By: Stephen Gravina; reported by Jeb Gleason-Allured, Editor
Posted: December 7, 2009

Read more presentations and find photos of the event here.

Innovations in taste receptor research promise advances in both ingredient development and health and wellness solutions for flavor houses and food and beverage manufacturers. During his presentation at the 2009 Flavor Symposium, Stephen Gravina (senior research fellow, IFF) provided an overview of the latest science and research possibilities.

Gravina displayed an overview of human taste anatomy, including foliate, fungiform, filiform and circumvallate papillae, and explained the biology of taste perception. The presentation also touched on trigeminal nerves, which are responsible for warming, cooling, pain and touch/position sensations in the mouth. In addition, Gravina discussed sweet, umami and bitter receptors, and the more controversial mechanisms of salt receptors. “One of the primary goals of taste receptor research is to lower the amounts of sugar, MSG and salt in the human diet without compromising taste,” said Gravina. “This has been mandated by our customers and the consumer.”

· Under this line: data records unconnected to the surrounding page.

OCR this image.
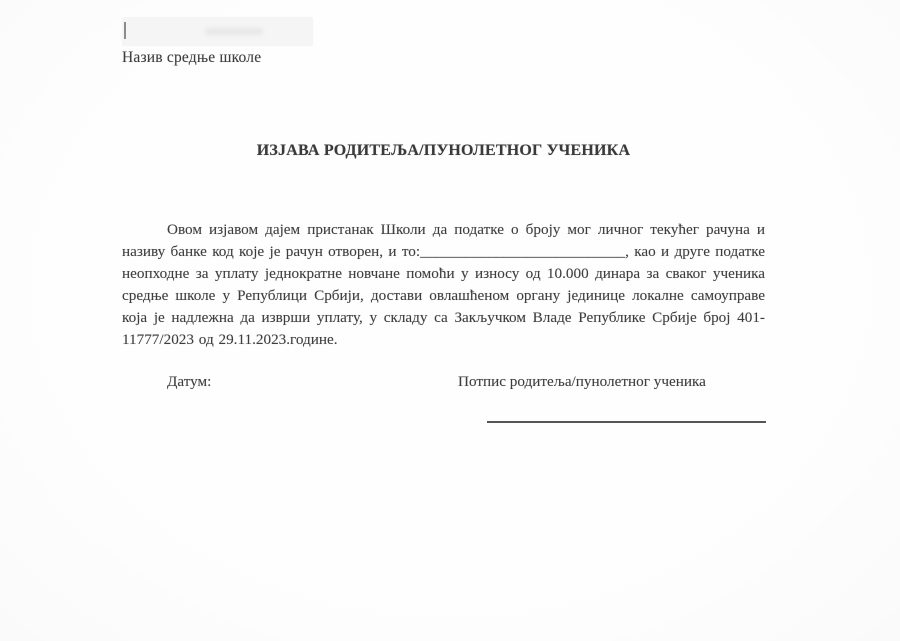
Назив средње школе
ИЗЈАВА РОДИТЕЉА/ПУНОЛЕТНОГ УЧЕНИКА

Овом изјавом дајем пристанак Школи да податке о броју мог личног текућег рачуна и називу банке код које је рачун отворен, и то:___________________________, као и друге податке неопходне за уплату једнократне новчане помоћи у износу од 10.000 динара за сваког ученика средње школе у Републици Србији, достави овлашћеном органу јединице локалне самоуправе која је надлежна да изврши уплату, у складу са Закључком Владе Републике Србије број 401-11777/2023 од 29.11.2023.године.

Датум:	Потпис родитеља/пунолетног ученика
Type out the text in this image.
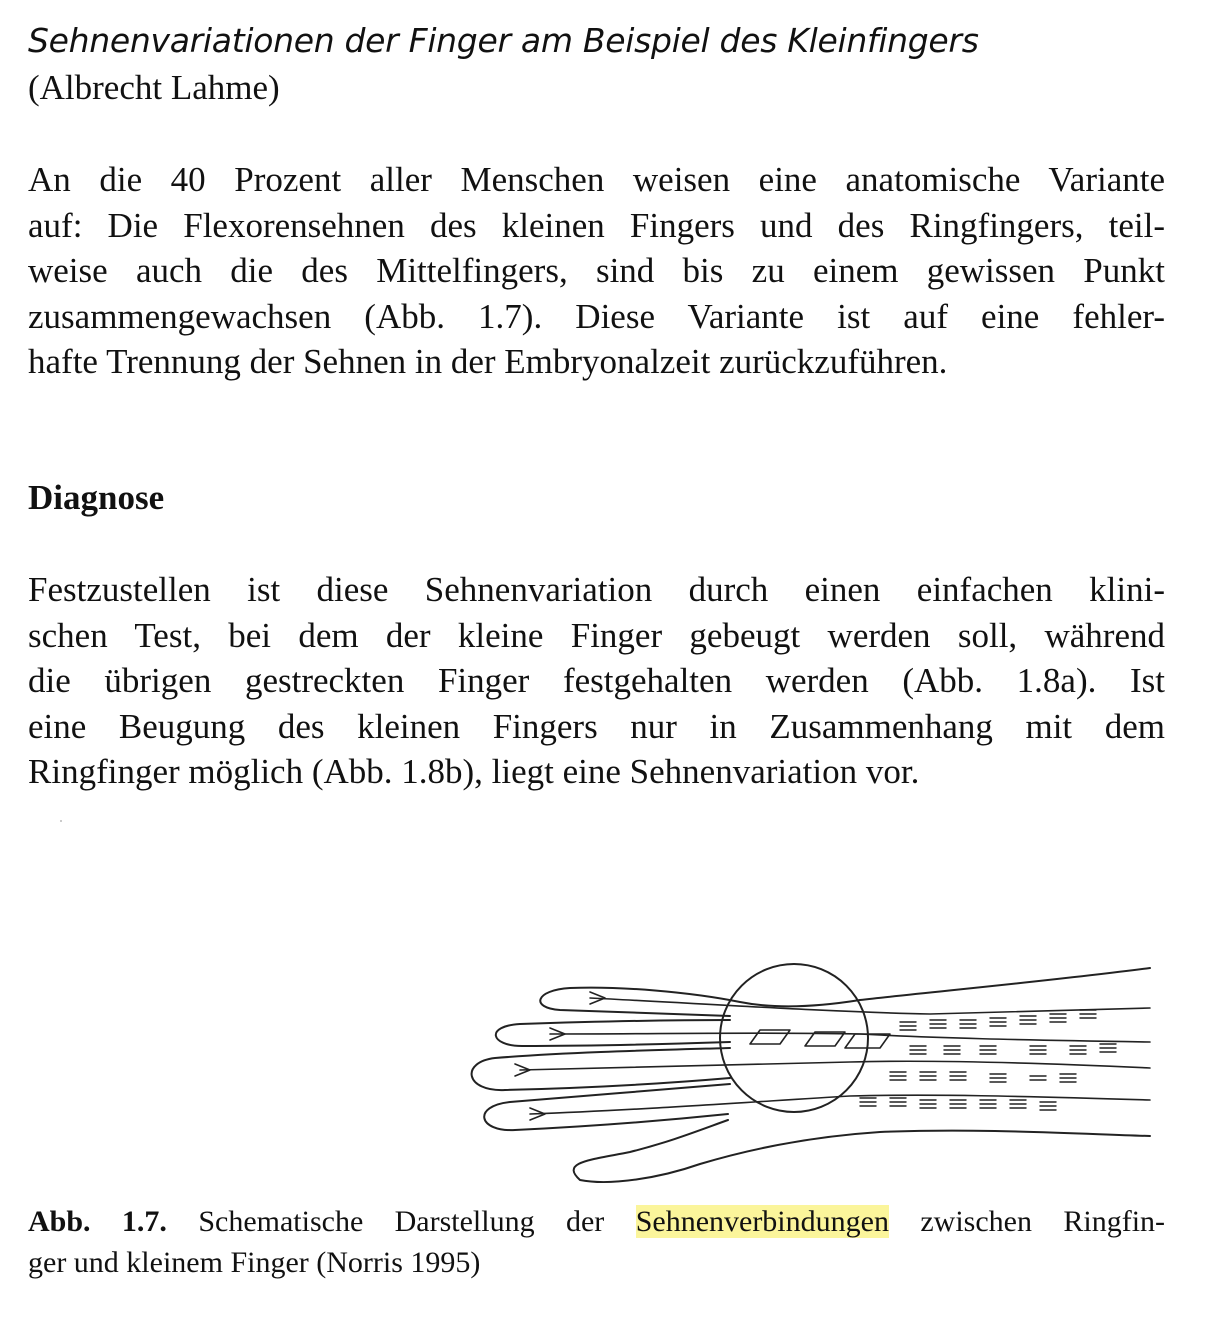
Sehnenvariationen der Finger am Beispiel des Kleinfingers
(Albrecht Lahme)
An die 40 Prozent aller Menschen weisen eine anatomische Variante
auf: Die Flexorensehnen des kleinen Fingers und des Ringfingers, teil-
weise auch die des Mittelfingers, sind bis zu einem gewissen Punkt
zusammengewachsen (Abb. 1.7). Diese Variante ist auf eine fehler-
hafte Trennung der Sehnen in der Embryonalzeit zurückzuführen.
Diagnose
Festzustellen ist diese Sehnenvariation durch einen einfachen klini-
schen Test, bei dem der kleine Finger gebeugt werden soll, während
die übrigen gestreckten Finger festgehalten werden (Abb. 1.8a). Ist
eine Beugung des kleinen Fingers nur in Zusammenhang mit dem
Ringfinger möglich (Abb. 1.8b), liegt eine Sehnenvariation vor.
Abb. 1.7. Schematische Darstellung der Sehnenverbindungen zwischen Ringfin-
ger und kleinem Finger (Norris 1995)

He added, “The biological mechanisms for sweet and umami have been determined, and high-throughput screening (see below) has led to sucrose and MSG enhancers. These molecules allow up to a 50% reduction in sucrose and MSG. Other targets coming on line are various sweet enhancers, bitter blockers and coolers.” Gravina noted that MSG enhancers are already present in marketed products.

Finding receptor boosters (salt or sweet enhancers, for instance) is a needle-in-a-haystack process. However, a concept begun in the pharmaceutical field—high-throughput screening—offers a more practical approach. Gravina explained that whole libraries of natural and artificial chemicals—representing thousands of materials—can be tested via automated cell-based high-throughput screening processes, which allow for the measurement of biological processes. To illustrate, one machine cited by Gravina runs about 19,200 samples a day.

Changes in activity during these screenings are called hits. These hits are then run through additional tests to eliminate false positives. If a hit passes these tests it is now considered a lead. Leads actually do what one expected—boosting sweetness, for example. From there researchers must examine issues of toxicity, etc.

As mentioned, this largely automated process allows for the processing of thousands of tests in a short period of time, virtually guaranteeing some successes. As Gravina explained, “It’s kind of like going to Atlantic City—if you go there enough you know you’re going to win one day.” In testing 100,000 or 200,000 compounds, researchers are statistically guaranteed at least one material that will perform a desired function.

Gravina noted that the process is part of the industry’s move from “try everything” approaches to those that examine cases that have worked before (leads). The main advantage of this process is that, unlike the pharmaceutical industry, the flavor industry can bring new enhancers to market in a relatively easy and cost-effective manner.